If you’ve ventured up to the fifth floor of Van Pelt-Dietrich Library, you’ve probably experienced the urge to turn the doorknob that leads into the glass room containing shelves of precious texts.
Though this area is off limits to everyone but staff, you will now be able to search for some these books through Penn’s new database.
Early Novels Database is a bibliographic database that consists of American and British fiction novels from the years 1660-1830, and it is revolutionizing humanities research.
While the collection of over 3,000 physical books will be searchable online, the texts will not be digitalized. Rather, END will focus on making metadata searchable.
“We view ourselves as a second generation metadata driven digital humanities project,” END faculty director Rachel Buurma said.
Lynne Farrington, the curator of Printed Books at the Rare Book and Manuscript Library at Van Pelt, defined metadata as “information about the work.” The “work” END focuses on is paratext, which includes titles, the claimed gender of the author, prefaces, title pages and circulating library lists of borrowers. The database draws this information from specific physical copies of these novels.
The END project began in 2003 under the leadership of English professor Michael Gamer and Farrington. After four years of work, the project failed to receive funding but was resurrected in 2009.
The novels are catalogued in such a way that researchers can search for information that is not provided by the main text, such as titles that include the word “adventure,” or female authors. This type of search allows scholars to draw connections that they may not have originally considered between books.
Buurma, who received a doctorate from the School of Arts and Sciences in 2005 and is now an assistant professor of English literature at Swarthmore, explained that metadata “offers so much precision.”
The focus of what she called the “first generation of digital humanities projects” — the creation of electronic versions of books — was on the text of the main body of work. “All the metadata got chipped away from these copies,” she said. “We have very few ways of looking for them [electronically].”
She conceded that the inclusion of metadata is not as “sexy” as the creation of electronic books, but she said the project’s emphasis is not on the digitalization of the novels but on the accessibility of the information their paratext provides.
The database draws from Penn’s, Bryn Mawr’s and the Library Company’s collections. Most of the books come from Van Pelt’s Singer-Mendenhall Collection.
The database is meant to be valuable to historians, as well as English scholars. This is because metadata on paratext allows the study of the history of individual copies. For example, some of the novels in the collection originally belonged to circulating libraries and have pages of the signatures of borrowers, which enable researchers to learn who read that particular copy of the novel.
Jon Shaw, the co-project manager and the assistant director for the Penn’s Libraries Research Annex, is overseeing the programming of the database. He described the database as a “supersized bibliographic record.”
The end users are not the only beneficiaries of the database.
Every summer since the project’s inception, 8 to ten undergraduates from Penn, Swarthmore and Bryn Mawr have worked on cataloguing the books for the online database — while learning about the novels themselves.

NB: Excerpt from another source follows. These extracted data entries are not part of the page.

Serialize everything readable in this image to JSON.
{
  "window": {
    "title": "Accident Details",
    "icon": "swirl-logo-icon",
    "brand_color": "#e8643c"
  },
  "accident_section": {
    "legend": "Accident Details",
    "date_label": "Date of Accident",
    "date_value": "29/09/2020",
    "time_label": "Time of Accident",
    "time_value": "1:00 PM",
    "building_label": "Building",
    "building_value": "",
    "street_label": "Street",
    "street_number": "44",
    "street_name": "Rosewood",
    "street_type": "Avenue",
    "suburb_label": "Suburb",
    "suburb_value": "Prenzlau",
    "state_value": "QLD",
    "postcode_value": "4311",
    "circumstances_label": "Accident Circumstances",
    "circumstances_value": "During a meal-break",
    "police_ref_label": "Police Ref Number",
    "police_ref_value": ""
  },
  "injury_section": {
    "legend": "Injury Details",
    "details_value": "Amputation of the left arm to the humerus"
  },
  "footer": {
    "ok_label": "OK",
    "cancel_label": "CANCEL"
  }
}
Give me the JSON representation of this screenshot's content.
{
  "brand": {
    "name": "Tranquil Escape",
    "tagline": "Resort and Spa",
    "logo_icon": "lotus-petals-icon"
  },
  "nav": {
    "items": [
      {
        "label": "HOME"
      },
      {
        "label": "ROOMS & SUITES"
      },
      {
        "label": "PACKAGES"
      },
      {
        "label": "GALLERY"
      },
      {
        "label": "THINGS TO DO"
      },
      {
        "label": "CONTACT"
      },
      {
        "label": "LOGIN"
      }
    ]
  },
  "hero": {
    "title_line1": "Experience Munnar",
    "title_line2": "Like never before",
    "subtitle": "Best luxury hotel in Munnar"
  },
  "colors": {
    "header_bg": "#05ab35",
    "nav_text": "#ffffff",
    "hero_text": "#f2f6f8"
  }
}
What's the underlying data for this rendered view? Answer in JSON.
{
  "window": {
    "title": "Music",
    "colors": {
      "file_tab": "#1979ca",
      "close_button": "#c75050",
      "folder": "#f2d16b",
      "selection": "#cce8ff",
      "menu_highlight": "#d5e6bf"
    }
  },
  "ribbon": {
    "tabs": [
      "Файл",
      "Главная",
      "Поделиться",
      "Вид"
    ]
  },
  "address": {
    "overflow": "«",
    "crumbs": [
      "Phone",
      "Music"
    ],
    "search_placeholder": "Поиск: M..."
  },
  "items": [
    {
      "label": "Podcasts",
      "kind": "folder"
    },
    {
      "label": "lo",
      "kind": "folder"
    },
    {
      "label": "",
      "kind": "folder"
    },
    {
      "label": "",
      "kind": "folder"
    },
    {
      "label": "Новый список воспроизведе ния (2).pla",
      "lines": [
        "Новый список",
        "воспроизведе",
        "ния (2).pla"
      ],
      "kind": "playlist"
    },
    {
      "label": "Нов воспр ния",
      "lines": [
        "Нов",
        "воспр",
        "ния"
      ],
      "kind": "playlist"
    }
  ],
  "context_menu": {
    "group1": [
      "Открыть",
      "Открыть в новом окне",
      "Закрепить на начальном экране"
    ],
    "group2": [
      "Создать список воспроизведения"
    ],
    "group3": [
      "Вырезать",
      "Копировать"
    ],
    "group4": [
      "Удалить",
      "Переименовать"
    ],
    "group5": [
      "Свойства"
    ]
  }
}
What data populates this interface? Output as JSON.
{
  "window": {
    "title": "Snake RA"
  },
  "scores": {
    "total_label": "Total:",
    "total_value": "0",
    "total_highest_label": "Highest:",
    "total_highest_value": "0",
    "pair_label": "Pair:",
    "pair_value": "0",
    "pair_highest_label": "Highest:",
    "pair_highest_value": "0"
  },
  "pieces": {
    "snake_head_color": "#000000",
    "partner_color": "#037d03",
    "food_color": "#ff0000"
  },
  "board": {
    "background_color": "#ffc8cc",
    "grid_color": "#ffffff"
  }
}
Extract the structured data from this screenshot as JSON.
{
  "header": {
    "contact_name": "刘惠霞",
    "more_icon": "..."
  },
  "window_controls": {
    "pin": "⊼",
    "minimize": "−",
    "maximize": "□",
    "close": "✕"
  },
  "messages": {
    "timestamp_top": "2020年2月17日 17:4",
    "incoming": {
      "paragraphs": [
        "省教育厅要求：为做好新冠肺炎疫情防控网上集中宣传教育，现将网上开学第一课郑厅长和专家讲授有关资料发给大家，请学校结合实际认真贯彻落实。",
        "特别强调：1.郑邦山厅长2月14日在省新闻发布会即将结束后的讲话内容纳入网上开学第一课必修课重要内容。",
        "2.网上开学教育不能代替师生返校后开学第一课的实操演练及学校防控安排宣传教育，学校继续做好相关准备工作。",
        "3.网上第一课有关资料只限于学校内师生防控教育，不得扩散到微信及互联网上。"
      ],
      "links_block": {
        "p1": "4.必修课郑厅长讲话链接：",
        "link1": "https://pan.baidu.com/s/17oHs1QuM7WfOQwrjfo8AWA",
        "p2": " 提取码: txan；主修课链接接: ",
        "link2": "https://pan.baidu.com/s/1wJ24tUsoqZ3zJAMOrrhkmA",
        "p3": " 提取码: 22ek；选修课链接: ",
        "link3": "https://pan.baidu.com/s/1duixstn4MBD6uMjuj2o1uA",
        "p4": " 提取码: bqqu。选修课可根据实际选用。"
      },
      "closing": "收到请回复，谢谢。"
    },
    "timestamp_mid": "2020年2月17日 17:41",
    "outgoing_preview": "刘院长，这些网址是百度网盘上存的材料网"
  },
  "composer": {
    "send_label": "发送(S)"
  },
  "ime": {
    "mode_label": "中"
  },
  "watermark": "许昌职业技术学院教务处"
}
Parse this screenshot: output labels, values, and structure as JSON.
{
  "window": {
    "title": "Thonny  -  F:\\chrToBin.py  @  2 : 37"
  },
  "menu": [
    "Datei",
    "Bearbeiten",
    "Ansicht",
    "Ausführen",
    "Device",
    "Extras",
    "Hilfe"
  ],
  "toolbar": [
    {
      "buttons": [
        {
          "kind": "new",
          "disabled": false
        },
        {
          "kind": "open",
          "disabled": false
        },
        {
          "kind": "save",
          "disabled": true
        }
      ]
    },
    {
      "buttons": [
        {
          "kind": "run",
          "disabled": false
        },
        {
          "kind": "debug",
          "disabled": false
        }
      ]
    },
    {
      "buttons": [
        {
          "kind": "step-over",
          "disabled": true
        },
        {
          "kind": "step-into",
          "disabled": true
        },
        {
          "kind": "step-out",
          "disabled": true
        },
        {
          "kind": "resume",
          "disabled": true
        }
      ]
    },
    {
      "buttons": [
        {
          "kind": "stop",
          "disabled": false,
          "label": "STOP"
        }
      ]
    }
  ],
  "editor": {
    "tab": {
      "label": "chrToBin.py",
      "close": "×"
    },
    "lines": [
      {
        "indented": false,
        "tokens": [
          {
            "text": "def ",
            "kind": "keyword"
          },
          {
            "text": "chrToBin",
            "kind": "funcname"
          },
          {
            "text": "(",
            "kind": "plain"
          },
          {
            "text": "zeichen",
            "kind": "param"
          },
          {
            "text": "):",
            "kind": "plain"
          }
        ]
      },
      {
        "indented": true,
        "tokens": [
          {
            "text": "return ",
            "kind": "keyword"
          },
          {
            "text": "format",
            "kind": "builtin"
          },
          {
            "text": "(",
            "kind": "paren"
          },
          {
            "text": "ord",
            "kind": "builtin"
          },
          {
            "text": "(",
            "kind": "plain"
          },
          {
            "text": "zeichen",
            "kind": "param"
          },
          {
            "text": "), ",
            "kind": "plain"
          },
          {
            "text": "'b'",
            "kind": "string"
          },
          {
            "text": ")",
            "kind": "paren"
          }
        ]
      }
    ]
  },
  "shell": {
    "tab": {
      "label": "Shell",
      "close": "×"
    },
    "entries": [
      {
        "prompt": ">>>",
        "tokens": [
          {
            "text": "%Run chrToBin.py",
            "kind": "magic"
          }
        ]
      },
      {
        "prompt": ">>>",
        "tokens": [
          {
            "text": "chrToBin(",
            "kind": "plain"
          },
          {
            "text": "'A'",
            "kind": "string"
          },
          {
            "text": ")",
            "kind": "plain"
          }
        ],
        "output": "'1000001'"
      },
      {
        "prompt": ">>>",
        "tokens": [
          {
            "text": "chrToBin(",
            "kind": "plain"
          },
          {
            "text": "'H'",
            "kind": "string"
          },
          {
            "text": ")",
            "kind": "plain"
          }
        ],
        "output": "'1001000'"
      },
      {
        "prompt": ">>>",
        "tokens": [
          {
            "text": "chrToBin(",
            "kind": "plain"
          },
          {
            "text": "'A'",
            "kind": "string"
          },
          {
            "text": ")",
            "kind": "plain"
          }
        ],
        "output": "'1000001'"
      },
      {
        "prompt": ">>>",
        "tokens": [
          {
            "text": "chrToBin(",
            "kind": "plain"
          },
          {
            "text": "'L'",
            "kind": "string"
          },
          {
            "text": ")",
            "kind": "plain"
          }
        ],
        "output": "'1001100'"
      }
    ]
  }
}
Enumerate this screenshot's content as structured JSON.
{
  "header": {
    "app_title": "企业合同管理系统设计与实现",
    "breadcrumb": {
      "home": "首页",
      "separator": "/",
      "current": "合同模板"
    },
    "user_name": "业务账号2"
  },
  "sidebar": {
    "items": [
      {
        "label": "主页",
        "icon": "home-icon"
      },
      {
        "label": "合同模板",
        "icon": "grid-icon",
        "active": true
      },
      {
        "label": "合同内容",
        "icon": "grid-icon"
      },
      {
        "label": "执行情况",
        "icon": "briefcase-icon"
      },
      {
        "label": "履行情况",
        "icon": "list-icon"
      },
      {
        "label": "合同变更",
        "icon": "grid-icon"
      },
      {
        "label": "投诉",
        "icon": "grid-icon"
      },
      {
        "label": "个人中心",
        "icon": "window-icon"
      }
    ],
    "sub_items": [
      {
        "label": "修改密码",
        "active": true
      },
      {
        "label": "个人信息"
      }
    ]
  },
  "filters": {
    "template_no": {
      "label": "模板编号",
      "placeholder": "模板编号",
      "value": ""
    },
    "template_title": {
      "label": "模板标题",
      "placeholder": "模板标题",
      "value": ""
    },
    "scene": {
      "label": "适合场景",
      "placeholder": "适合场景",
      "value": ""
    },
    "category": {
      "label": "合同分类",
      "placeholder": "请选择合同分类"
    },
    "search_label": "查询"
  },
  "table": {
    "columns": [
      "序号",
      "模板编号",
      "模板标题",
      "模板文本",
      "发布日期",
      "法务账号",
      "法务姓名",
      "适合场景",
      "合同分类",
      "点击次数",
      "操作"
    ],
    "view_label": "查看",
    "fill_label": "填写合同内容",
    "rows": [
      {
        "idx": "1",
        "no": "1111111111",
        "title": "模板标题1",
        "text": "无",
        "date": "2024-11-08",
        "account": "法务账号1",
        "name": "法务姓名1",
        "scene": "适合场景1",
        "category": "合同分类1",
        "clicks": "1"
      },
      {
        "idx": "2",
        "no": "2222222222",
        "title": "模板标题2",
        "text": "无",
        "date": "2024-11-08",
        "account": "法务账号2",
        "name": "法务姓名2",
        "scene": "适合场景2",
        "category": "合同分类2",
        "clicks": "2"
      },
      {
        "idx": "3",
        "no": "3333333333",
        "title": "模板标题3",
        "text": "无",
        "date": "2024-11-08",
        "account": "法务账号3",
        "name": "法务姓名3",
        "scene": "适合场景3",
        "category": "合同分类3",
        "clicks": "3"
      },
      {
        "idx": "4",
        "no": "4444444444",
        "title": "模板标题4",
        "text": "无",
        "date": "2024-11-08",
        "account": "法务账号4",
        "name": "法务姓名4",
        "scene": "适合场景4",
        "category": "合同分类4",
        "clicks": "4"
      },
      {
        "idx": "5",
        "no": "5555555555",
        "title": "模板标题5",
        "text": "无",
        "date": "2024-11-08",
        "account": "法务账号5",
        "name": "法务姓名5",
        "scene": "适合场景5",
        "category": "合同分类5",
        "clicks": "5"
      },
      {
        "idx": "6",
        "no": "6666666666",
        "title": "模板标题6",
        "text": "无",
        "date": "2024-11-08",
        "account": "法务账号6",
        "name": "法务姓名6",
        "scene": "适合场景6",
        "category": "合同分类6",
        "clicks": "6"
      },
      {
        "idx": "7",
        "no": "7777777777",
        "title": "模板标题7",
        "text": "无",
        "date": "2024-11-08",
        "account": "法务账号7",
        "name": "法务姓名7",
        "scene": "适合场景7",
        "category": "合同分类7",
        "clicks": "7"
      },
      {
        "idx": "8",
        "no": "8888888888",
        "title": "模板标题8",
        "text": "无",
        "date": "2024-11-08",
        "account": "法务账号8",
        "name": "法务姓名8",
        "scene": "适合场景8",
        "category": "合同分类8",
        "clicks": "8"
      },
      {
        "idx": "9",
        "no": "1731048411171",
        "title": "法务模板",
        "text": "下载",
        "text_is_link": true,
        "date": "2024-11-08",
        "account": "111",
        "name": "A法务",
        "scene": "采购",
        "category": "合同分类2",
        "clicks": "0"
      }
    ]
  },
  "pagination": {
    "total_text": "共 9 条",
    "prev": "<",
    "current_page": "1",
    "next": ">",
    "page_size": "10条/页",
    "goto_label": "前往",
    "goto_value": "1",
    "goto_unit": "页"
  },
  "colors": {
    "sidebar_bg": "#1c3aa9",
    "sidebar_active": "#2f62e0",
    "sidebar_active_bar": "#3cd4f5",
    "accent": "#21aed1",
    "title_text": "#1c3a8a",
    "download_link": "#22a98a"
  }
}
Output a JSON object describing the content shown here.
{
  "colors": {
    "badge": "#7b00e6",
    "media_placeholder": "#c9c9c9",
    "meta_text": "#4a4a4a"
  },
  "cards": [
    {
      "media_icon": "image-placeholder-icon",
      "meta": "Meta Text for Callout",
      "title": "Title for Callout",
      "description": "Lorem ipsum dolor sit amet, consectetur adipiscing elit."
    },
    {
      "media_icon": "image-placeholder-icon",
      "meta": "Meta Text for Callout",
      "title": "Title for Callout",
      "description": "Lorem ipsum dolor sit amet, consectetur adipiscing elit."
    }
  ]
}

Shaw said the records are created and maintained by students. Buurma also stressed that the student learning process is immensely important to the project. “We want our students to take their time to learn,” she said.
Just how much time?
Farrington said in an email that “it will likely take another year or two before the website is made available to Penn students for their own research and even longer to complete the entry of data for Penn’s extensive collection of early novels.”
If END isn’t sufficient to fight the urge to open the glass door, John Pollack, the Rare Book and Manuscript public service specialist, said scholars — including students — can request the physical books to be brought from the locked storage room to the Reading Room, which is now open, on the sixth floor for them to examine.
The rest of the sixth floor opens to the public April 19.